Considérant qu'aux termes de l'article R. 811-7 du code de justice administrative : Les appels ainsi que les mémoires déposés devant la cour administrative d'appel doivent être présentés à peine d'irrecevabilité par l'un des mandataires mentionnés à l'article R. 431-2 ... ; que la requête de l'ONIAM et, par voie de conséquence, les mémoires produits par la caisse primaire d'assurance maladie de la Haute-Saône dans l'instance introduite par ce dernier doivent ainsi, à peine d'irrecevabilité, être présentés par l'un des mandataires mentionnés à l'article R. 431-2 du code de justice administrative ; qu'il ressort des pièces du dossier qu'en dépit de l'invitation adressée à cet effet le 17 novembre 2008 par le greffe de la Cour, dont elle a accusé réception le 19 novembre 2008, la caisse primaire d'assurance maladie de la Haute-Saône n'a pas régularisé les mémoires produits dans la présente instance ; qu'il s'ensuit que les conclusions de la caisse primaire d'assurance maladie de la Haute-Saône dirigées contre le centre hospitalier universitaire de Besançon doivent être rejetées comme irrecevables ;

Sur les frais d'expertise :

Considérant qu'il y a lieu de mettre à la charge du centre hospitalier universitaire de Besançon les frais de l'expertise ordonnée par jugement avant-dire droit du tribunal, taxés et liquidés à la somme de 2 644 euros ;
Sur les conclusions tendant à l'application de l'article L. 761-1 du code de justice administrative par l'ONIAM :

Considérant qu'il y a lieu, dans les circonstances de l'espèce, de mettre à la charge du centre hospitalier universitaire de Besançon une somme de 1 500 euros au titre des frais exposés par l'ONIAM et non compris dans les dépens ;

D E C I D E :

Article 1er : Le centre hospitalier universitaire de Besançon est condamné à verser à l'ONIAM une indemnité de 24 982,51 euros. Cette somme portera intérêts au taux légal à compter du 16 septembre 2005.

Article 2 : Les conclusions de la caisse primaire d'assurance maladie de la Haute-Saône sont rejetées.

Article 3 : Les frais d'expertise, d'un montant de 2 644 euros, sont mis à la charge du centre hospitalier universitaire de Besançon.

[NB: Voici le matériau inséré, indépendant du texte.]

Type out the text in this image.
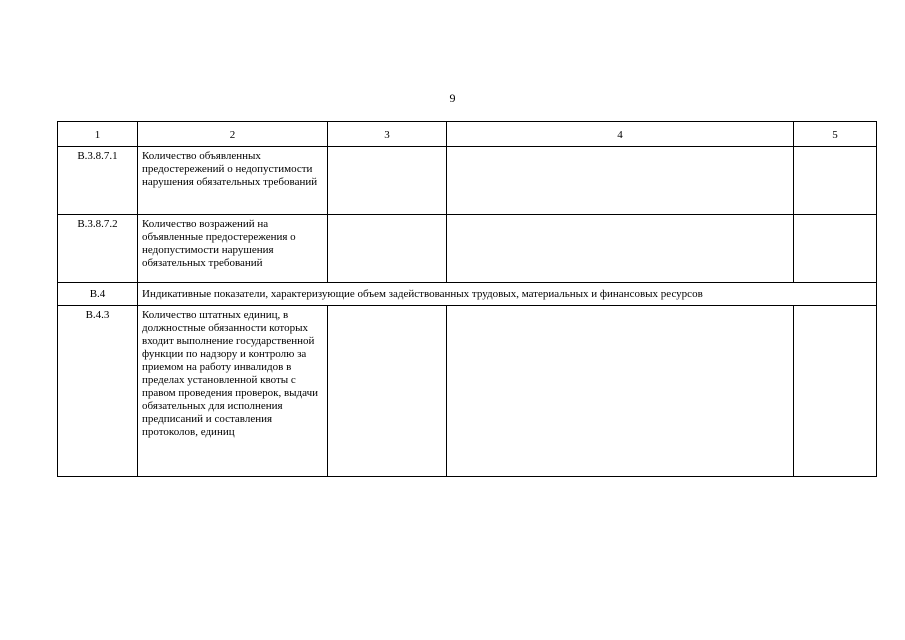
9
1	2	3	4	5
В.3.8.7.1	Количество объявленных предостережений о недопустимости нарушения обязательных требований			
В.3.8.7.2	Количество возражений на объявленные предостережения о недопустимости нарушения обязательных требований			
В.4	Индикативные показатели, характеризующие объем задействованных трудовых, материальных и финансовых ресурсов			
В.4.3	Количество штатных единиц, в должностные обязанности которых входит выполнение государственной функции по надзору и контролю за приемом на работу инвалидов в пределах установленной квоты с правом проведения проверок, выдачи обязательных для исполнения предписаний и составления протоколов, единиц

Article 4 : Le centre hospitalier universitaire de Besançon versera à l'ONIAM une somme de 1500 euros en application des dispositions de l'article L. 761-1 du code de justice administrative.

Article 5 : Le présent arrêt sera notifié à l'OFFICE NATIONAL D'INDEMNISATION DES ACCIDENTS MEDICAUX, au centre hospitalier universitaire de Besançon, à la caisse primaire d'assurance maladie de la Haute-Saône et à M. Daniel X.